„Ook gehandicapte behoeft pastorale zorg”
„De heiligheid van een gemeente staat of valt met de zorg voor de verstandelijk gehandicapte medemens.” Dit zei ds. P. de Jager woensdagavond in Barneveld op een toerustingsavond van ”Op weg met de ander”, de hervormde vereniging van en voor mensen met een handicap.
De vereniging belegt drie regioavonden met als thema ”Moed en krachten”, naar aanleiding van Psalm 31. De eerste bijeenkomst stond in het teken van de pastorale zorg bij de opvoeding van gehandicapte kinderen.
Als uitgangspunt nam ds. De Jager de heiligheid van God. Deze is verankerd in de verzoening tussen God en mens, zei hij. „Heiligheid krijgt een praktische uitwerking, als een spiegel van Zijn heiligheid. In Leviticus 19 krijgt ze gestalte in de zorg voor zwakken en weerlozen: eten en drinken voor de vreemdeling, een blinde geen obstakel in de weg leggen. Zo moeten wij omgaan met onze kinderen. Ook Jezus Zelf had oog voor de verstandelijk gehandicapten.”
Goed zorgen is al moeilijk genoeg, zei de hervormde predikant uit Huizen. „Het begint als een kind met het syndroom van Down wordt geboren. De ouders worden teruggeworpen op de harde realiteit. Mensen om hen heen weten zich geen raad of doen meewarig. En de wereld zegt: „Je had het kunnen weten en abortus provocatus kunnen laten uitvoeren.” Juist op zulke momenten wil de Heere, vanuit het Woord en door de kracht van de Heilige Geest, moed en kracht geven. Hij zal ook blijven zorgen in de blijvende zorg die wij voor onze kinderen hebben.”
De predikant of ouderling kan hieraan in het pastoraat aandacht schenken, zei ds. De Jager. „Ik weet dat er op dat punt nogal wat frustraties zijn, bijvoorbeeld omdat mensen in de steek zijn gelaten door een ambtsdrager die geen raad met de situatie wist. In beleidsplannen van kerkenraden wordt de zorg voor gehandicapte kinderen vaak helemaal niet genoemd. Terwijl de kerkenraad hierin een grote verantwoordelijkheid draagt. Ouders moeten hun wensen -zoals pastorale zorg voor hun kind- kenbaar maken.”

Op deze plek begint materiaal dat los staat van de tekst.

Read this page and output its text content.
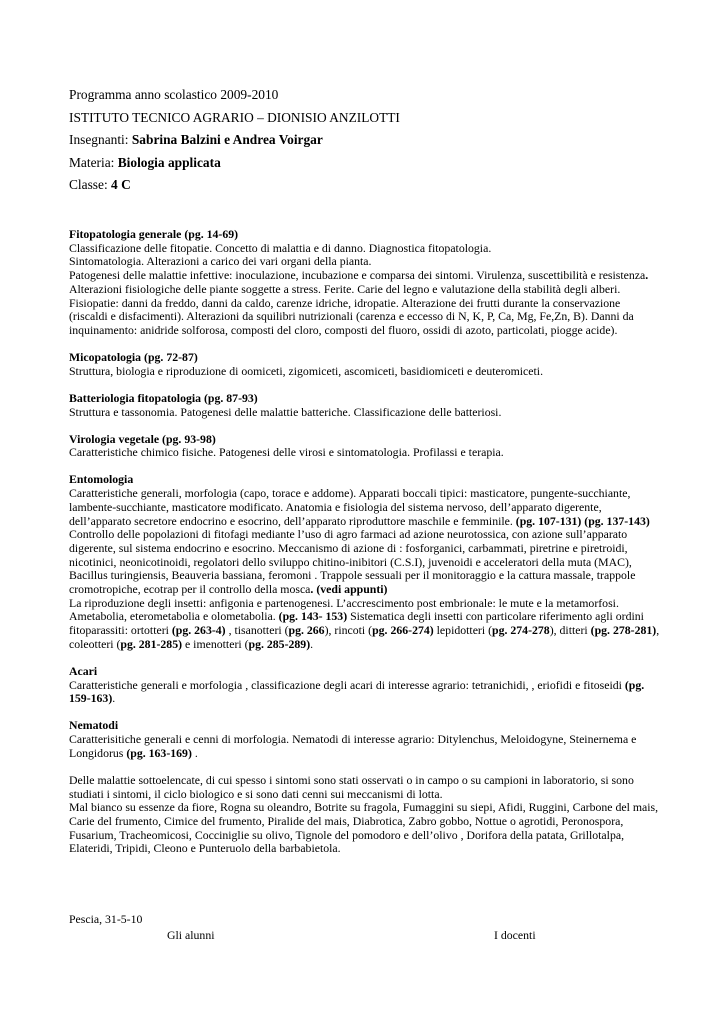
Programma anno scolastico 2009-2010
ISTITUTO TECNICO AGRARIO – DIONISIO ANZILOTTI
Insegnanti: Sabrina Balzini e Andrea Voirgar
Materia: Biologia applicata
Classe: 4 C

Fitopatologia generale (pg. 14-69)

Classificazione delle fitopatie. Concetto di malattia e di danno. Diagnostica fitopatologia.

Sintomatologia. Alterazioni a carico dei vari organi della pianta.

Patogenesi delle malattie infettive: inoculazione, incubazione e comparsa dei sintomi. Virulenza, suscettibilità e resistenza. Alterazioni fisiologiche delle piante soggette a stress. Ferite. Carie del legno e valutazione della stabilità degli alberi.

Fisiopatie: danni da freddo, danni da caldo, carenze idriche, idropatie. Alterazione dei frutti durante la conservazione (riscaldi e disfacimenti). Alterazioni da squilibri nutrizionali (carenza e eccesso di N, K, P, Ca, Mg, Fe,Zn, B). Danni da inquinamento: anidride solforosa, composti del cloro, composti del fluoro, ossidi di azoto, particolati, piogge acide).

Micopatologia (pg. 72-87)

Struttura, biologia e riproduzione di oomiceti, zigomiceti, ascomiceti, basidiomiceti e deuteromiceti.

Batteriologia fitopatologia (pg. 87-93)

Struttura e tassonomia. Patogenesi delle malattie batteriche. Classificazione delle batteriosi.

Virologia vegetale (pg. 93-98)

Caratteristiche chimico fisiche. Patogenesi delle virosi e sintomatologia. Profilassi e terapia.

Entomologia

Caratteristiche generali, morfologia (capo, torace e addome). Apparati boccali tipici: masticatore, pungente-succhiante, lambente-succhiante, masticatore modificato. Anatomia e fisiologia del sistema nervoso, dell’apparato digerente, dell’apparato secretore endocrino e esocrino, dell’apparato riproduttore maschile e femminile. (pg. 107-131) (pg. 137-143)

Controllo delle popolazioni di fitofagi mediante l’uso di agro farmaci ad azione neurotossica, con azione sull’apparato digerente, sul sistema endocrino e esocrino. Meccanismo di azione di : fosforganici, carbammati, piretrine e piretroidi, nicotinici, neonicotinoidi, regolatori dello sviluppo chitino-inibitori (C.S.I), juvenoidi e acceleratori della muta (MAC), Bacillus turingiensis, Beauveria bassiana, feromoni . Trappole sessuali per il monitoraggio e la cattura massale, trappole cromotropiche, ecotrap per il controllo della mosca. (vedi appunti)

La riproduzione degli insetti: anfigonia e partenogenesi. L’accrescimento post embrionale: le mute e la metamorfosi. Ametabolia, eterometabolia e olometabolia. (pg. 143- 153) Sistematica degli insetti con particolare riferimento agli ordini fitoparassiti: ortotteri (pg. 263-4) , tisanotteri (pg. 266), rincoti (pg. 266-274) lepidotteri (pg. 274-278), ditteri (pg. 278-281), coleotteri (pg. 281-285) e imenotteri (pg. 285-289).

Acari

Caratteristiche generali e morfologia , classificazione degli acari di interesse agrario: tetranichidi, , eriofidi e fitoseidi (pg. 159-163).

Nematodi

Caratterisitiche generali e cenni di morfologia. Nematodi di interesse agrario: Ditylenchus, Meloidogyne, Steinernema e Longidorus (pg. 163-169) .

Delle malattie sottoelencate, di cui spesso i sintomi sono stati osservati o in campo o su campioni in laboratorio, si sono studiati i sintomi, il ciclo biologico e si sono dati cenni sui meccanismi di lotta.

Mal bianco su essenze da fiore, Rogna su oleandro, Botrite su fragola, Fumaggini su siepi, Afidi, Ruggini, Carbone del mais, Carie del frumento, Cimice del frumento, Piralide del mais, Diabrotica, Zabro gobbo, Nottue o agrotidi, Peronospora, Fusarium, Tracheomicosi, Cocciniglie su olivo, Tignole del pomodoro e dell’olivo , Dorifora della patata, Grillotalpa, Elateridi, Tripidi, Cleono e Punteruolo della barbabietola.

Pescia, 31-5-10
Gli alunni	I docenti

De predikant brak een lans voor deelname van gehandicapten aan de gewone kerkdiensten, „zodat ze zichtbaar worden in de gemeente, onder de bediening van het Woord komen en de zegen meekrijgen. Behalve de schapen hebben ook de lammetjes voedsel nodig.”
Verder bepleitte hij het doen van belijdenis door gehandicapten en hun deelname aan het heilig avondmaal. „Het is ontroerend als je deze mensen hoort zeggen: Ik geloof in de wederopstanding van het vlees. Ik geloof dat ik een heerlijk nieuw lichaam zal krijgen en voor eeuwig bij Jezus zal zijn.” Anderzijds: „Mensen denken wel eens dat verstandelijk gehandicapten automatisch zalig worden. Dat is niet zo. Het zijn ook zondaren die van genade moeten leven.”

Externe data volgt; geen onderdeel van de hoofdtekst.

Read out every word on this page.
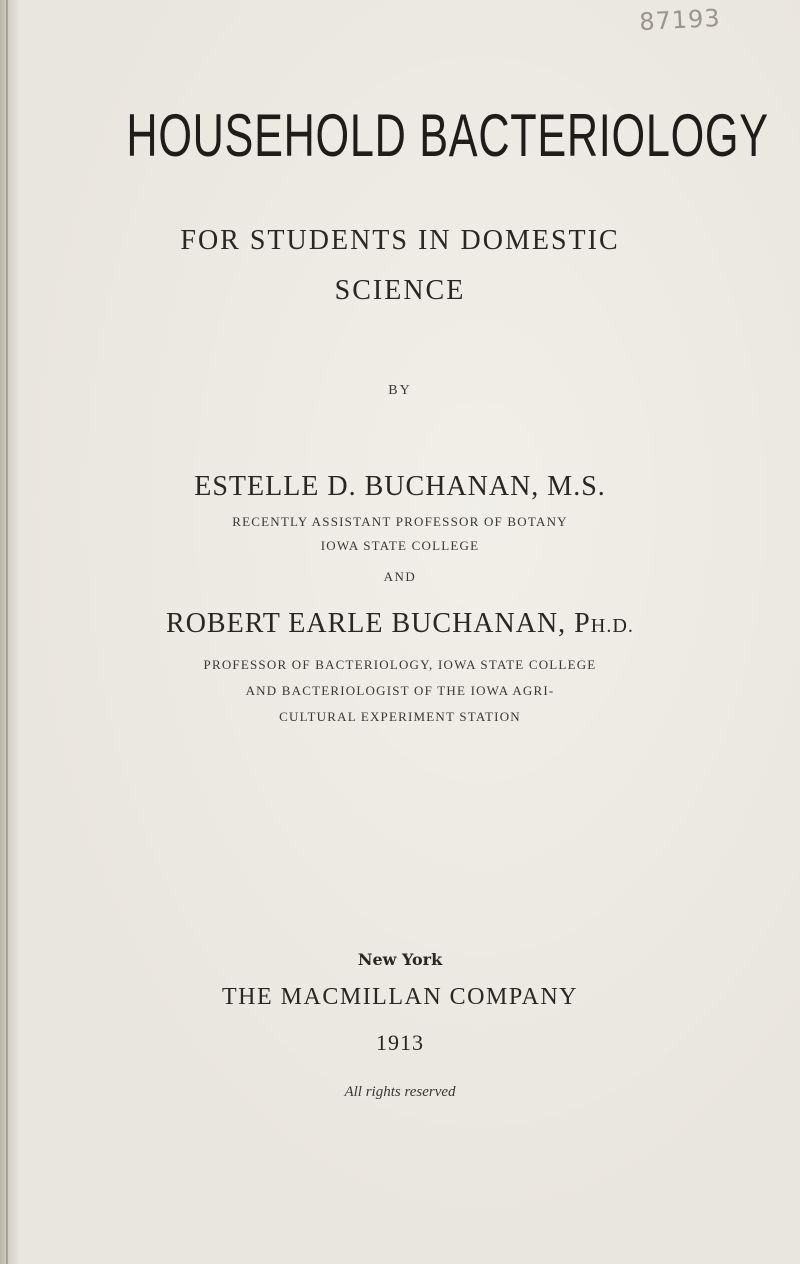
87193
HOUSEHOLD BACTERIOLOGY
FOR STUDENTS IN DOMESTIC
SCIENCE
BY
ESTELLE D. BUCHANAN, M.S.
RECENTLY ASSISTANT PROFESSOR OF BOTANY
IOWA STATE COLLEGE
AND
ROBERT EARLE BUCHANAN, PH.D.
PROFESSOR OF BACTERIOLOGY, IOWA STATE COLLEGE
AND BACTERIOLOGIST OF THE IOWA AGRI-
CULTURAL EXPERIMENT STATION
New York
THE MACMILLAN COMPANY
1913
All rights reserved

Bijzondere aandacht schonk ds. De Jager aan de grote waarde van muziek, liederen en psalmen, als middelen om het hart van de gehandicapte medemens te raken. „Hun gevoel is sterk ontwikkeld, en dat mogen we uitbuiten. Ik ken iemand die met een viool langs deze mensen gaat. De Heilige Geest kan het gebruiken om hen te bereiken.”
In dat verband noemde ds. De Jager ook de kinderbijbel en de speciale kerkdiensten voor gehandicapten. „Zodat ieder in zijn eigen taal de grote werken Gods kan horen.”
De volgende twee bijeenkomsten hebben plaats in Rouveen en Krimpen aan den IJssel.